Some observations on the current plague outbreak in the Republic of Vietnam.

Abstract
The incidence of bubonic plague, with occasional limited outbreaks of pneumonic plaque, has reached alarming proportions since 1962 in the Republic of Vietnam, some 13,263 cases being reported during this period. The disease shows distinct seasonal tendencies, the majority of cases occurring during the hot, dry weather just prior to the onset of monsoon rains. Three species of mammals, Rattus rattus, R. exulans, and Suncus murinus are all, to an equal extent, incriminated as reservoir hosts of the disease in Vietnamese cities. The vector fleas, Xenopsylla cheopis, in 2 major plague foci are, by WHO [World Health Organization] cri-teria, resistant to DDT, which has been extensively used in this area in the past. Extensive application of DDT dusts has apparently failed to control the disease.

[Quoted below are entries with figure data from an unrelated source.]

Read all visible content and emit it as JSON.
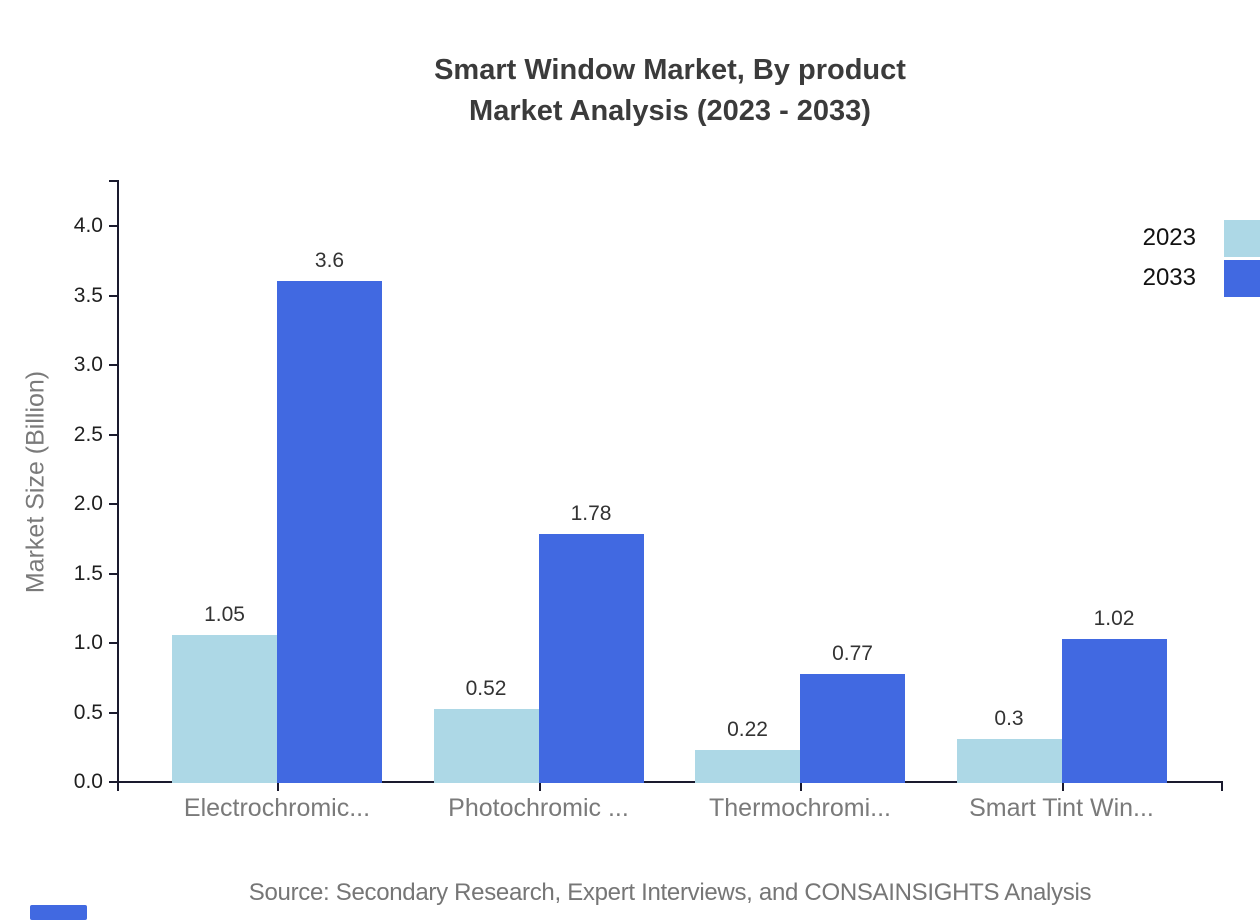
{
  "title": {
    "line1": "Smart Window Market, By product",
    "line2": "Market Analysis (2023 - 2033)"
  },
  "chart_data": {
    "type": "bar",
    "categories": [
      "Electrochromic...",
      "Photochromic ...",
      "Thermochromi...",
      "Smart Tint Win..."
    ],
    "series": [
      {
        "name": "2023",
        "color": "#add8e6",
        "values": [
          1.05,
          0.52,
          0.22,
          0.3
        ]
      },
      {
        "name": "2033",
        "color": "#4169e1",
        "values": [
          3.6,
          1.78,
          0.77,
          1.02
        ]
      }
    ],
    "value_labels": {
      "2023": [
        "1.05",
        "0.52",
        "0.22",
        "0.3"
      ],
      "2033": [
        "3.6",
        "1.78",
        "0.77",
        "1.02"
      ]
    },
    "title": "Smart Window Market, By product Market Analysis (2023 - 2033)",
    "xlabel": "",
    "ylabel": "Market Size (Billion)",
    "ylim": [
      0,
      4.35
    ],
    "yticks": [
      "0.0",
      "0.5",
      "1.0",
      "1.5",
      "2.0",
      "2.5",
      "3.0",
      "3.5",
      "4.0"
    ],
    "grid": false,
    "legend_position": "top-right"
  },
  "source": "Source: Secondary Research, Expert Interviews, and CONSAINSIGHTS Analysis",
  "colors": {
    "series_2023": "#add8e6",
    "series_2033": "#4169e1",
    "axis_line": "#1a1a2e",
    "title_text": "#3b3b3b",
    "muted_text": "#7a7a7a",
    "tick_text": "#1f1f1f",
    "watermark": "#4169e1"
  }
}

Diazinon, however, an insecticide to which fleas are, by test, susceptible, has achieved rapid control in at least 2 foci. Vaccination with a living plague vaccine (EV strain) appears to markedly reduce the incidence of disease in the Vietnamese, who are the population group most affected. Americans living in the same environment enjoy a unique freedom from the disease, a result credited to the killed vaccine, which all receive, and a much higher level of environmental sanitation. A rather dangerous potential for dissemination of both bubonic and pneumonic forms of plague from Vietnam exists.